Why is one task or job valued over another? What is the relationship between skilled and unskilled work? What is the relationship between responsibility and pay? Why are the jobs most crucial to society and survival not valued as much as more decadent, less vital positions? Or has our classification of what is “vital” changed? Is the luxury of vanity positions and cultural economies indicative of an advanced and “better” society? How can we morally justify capitalist wealth distribution in light of Walker’s One Pound? Do our economy and society develop with the labourer’s “turn of the crank”  (as seen in Fall-Conroy’s Minimum Wage Machine), or have we reached the point where all this achieves is maintaining the stagnation of the status quo? Are these minimum wage jobs as pointless as Fall-Conroy implies? 

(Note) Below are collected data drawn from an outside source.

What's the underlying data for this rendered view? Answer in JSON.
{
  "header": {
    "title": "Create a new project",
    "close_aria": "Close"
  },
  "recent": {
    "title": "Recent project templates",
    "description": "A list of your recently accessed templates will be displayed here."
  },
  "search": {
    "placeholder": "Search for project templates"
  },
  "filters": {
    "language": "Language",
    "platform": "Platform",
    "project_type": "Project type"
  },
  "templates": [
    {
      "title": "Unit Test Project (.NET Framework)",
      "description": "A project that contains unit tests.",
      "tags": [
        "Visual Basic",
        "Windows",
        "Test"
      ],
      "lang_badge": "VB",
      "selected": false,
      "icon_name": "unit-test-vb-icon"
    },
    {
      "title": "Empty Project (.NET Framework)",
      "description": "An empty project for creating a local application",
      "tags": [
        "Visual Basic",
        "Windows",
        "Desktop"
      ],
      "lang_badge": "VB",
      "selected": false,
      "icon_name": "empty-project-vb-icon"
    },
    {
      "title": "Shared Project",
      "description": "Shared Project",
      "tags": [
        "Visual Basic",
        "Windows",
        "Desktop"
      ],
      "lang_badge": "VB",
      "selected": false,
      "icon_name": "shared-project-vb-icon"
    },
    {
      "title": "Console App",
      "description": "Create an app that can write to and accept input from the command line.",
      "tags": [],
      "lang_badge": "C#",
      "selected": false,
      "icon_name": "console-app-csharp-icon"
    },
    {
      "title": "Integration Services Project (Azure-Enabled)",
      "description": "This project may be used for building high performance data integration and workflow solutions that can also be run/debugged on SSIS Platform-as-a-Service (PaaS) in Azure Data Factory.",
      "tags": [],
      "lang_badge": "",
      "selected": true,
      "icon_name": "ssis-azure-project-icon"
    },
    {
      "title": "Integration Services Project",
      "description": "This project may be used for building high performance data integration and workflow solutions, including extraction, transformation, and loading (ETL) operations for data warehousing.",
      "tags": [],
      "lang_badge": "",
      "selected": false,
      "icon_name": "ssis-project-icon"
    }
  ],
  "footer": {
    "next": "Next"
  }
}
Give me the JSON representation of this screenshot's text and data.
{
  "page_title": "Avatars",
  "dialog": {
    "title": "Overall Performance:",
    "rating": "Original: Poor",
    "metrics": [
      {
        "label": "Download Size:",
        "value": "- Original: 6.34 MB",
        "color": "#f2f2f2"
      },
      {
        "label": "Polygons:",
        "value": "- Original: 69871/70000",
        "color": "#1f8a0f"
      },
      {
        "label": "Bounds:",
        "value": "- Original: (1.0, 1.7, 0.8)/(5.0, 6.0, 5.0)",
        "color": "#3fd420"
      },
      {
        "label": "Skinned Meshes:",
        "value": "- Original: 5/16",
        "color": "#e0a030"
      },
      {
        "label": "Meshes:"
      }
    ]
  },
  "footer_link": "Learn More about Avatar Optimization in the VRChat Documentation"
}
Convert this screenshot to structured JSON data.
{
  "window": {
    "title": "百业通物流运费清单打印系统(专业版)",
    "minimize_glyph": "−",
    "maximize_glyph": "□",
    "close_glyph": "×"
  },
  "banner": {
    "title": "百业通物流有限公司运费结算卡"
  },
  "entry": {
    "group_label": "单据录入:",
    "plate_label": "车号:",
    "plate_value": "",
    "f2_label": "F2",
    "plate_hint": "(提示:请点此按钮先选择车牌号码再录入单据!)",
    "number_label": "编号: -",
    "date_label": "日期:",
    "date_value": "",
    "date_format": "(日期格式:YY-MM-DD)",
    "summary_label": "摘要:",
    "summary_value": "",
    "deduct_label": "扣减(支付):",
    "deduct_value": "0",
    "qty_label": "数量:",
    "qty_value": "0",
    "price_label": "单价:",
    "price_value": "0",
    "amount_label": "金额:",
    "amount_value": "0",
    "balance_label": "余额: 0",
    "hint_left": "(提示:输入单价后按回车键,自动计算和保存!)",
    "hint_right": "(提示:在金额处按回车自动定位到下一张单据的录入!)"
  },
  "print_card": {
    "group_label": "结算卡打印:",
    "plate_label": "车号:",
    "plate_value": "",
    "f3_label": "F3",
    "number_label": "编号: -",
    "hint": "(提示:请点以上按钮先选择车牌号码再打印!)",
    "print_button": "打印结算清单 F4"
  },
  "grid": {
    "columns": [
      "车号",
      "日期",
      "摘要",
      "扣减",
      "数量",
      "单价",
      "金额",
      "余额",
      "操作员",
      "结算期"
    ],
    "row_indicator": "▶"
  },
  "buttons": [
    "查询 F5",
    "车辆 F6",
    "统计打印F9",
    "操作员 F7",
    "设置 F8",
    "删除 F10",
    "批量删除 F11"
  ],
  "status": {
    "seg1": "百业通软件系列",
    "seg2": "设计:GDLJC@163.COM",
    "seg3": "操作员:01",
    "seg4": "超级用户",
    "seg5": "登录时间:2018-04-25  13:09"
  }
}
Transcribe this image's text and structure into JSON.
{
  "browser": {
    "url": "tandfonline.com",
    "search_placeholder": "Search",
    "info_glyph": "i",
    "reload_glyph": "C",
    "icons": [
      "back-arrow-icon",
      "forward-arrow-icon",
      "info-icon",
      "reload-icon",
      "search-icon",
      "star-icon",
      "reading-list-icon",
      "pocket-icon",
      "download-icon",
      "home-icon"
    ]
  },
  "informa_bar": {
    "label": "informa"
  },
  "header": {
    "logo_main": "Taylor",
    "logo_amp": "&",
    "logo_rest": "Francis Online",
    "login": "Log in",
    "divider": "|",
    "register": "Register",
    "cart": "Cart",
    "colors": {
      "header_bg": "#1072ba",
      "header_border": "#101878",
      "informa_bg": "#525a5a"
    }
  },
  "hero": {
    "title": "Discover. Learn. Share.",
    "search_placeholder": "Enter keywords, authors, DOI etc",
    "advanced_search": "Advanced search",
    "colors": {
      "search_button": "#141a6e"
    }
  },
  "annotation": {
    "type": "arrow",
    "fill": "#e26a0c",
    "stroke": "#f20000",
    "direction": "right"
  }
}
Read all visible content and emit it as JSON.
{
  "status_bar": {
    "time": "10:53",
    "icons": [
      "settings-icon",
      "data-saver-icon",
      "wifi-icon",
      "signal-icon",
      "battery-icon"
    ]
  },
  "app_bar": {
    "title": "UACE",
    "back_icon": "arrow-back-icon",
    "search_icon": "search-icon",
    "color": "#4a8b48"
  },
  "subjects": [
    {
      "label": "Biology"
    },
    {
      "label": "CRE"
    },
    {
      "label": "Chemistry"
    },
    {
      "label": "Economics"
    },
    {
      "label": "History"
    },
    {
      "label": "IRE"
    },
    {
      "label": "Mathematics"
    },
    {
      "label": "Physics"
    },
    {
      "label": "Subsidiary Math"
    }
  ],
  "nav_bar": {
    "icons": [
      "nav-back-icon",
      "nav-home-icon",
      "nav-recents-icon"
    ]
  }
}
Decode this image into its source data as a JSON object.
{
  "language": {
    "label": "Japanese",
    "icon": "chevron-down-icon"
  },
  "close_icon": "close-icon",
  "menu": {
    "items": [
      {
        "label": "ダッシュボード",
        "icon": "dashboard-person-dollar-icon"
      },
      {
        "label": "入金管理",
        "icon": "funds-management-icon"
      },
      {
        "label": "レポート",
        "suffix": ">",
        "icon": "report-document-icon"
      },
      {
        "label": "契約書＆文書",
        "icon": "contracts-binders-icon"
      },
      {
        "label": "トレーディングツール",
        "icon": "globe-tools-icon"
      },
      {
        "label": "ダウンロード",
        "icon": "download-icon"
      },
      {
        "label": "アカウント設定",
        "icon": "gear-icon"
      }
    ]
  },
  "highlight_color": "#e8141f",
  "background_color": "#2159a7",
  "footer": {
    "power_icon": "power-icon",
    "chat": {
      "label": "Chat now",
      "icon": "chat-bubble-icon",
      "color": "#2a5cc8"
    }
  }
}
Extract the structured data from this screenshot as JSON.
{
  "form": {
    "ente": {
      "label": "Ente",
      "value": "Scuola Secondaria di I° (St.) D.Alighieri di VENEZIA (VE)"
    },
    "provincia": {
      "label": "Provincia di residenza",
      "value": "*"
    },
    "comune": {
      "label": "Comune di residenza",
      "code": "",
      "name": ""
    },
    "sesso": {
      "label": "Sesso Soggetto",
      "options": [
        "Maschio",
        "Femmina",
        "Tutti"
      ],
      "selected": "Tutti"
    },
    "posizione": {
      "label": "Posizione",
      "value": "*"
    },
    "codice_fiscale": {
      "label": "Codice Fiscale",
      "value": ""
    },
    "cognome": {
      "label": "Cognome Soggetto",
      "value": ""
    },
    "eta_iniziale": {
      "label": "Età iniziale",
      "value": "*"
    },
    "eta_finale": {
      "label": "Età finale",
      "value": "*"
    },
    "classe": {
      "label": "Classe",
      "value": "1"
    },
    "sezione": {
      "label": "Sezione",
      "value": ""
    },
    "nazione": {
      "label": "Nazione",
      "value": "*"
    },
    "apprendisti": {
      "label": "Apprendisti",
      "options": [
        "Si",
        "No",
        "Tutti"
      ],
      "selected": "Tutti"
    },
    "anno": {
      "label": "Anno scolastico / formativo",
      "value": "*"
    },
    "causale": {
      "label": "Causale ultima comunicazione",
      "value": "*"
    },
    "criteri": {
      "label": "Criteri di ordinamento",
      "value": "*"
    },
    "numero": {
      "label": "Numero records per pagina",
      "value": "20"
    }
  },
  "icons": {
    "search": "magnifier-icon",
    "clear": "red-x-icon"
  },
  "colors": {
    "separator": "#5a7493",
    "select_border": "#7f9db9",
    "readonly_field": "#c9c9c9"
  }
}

Meech’s mural of work data will likely surprise when it is unveiled in the exhibition. Will it be a fairly ordered and standardised depiction of the typical working day, or will the glitches far outnumber the ordered lines? Should we be aiming for the standardised order of the regular 8/8/8 split, or will the glitches of colour betray an aesthetic beauty that also applies to the real world? Is the flexibility of the working day a beautiful thing; Is this mixing of work, rest, and play a thing of unity and luxury, or do these now entwined aspects corrupt each other? Should we strive for the order of division or the vibrancy and unpredictability of cohesion? Now that work can be done more quickly and efficiently with the help of technology and mass-organisation, do we expect more free time represented? Or simply more work completed? What does this say about the direction society is headed? The impact of this piece will partly depend on the expectations and opinions of the viewer.

Is the maintenance of industry, which is arguably our single most important societal objective, really advancing us culturally?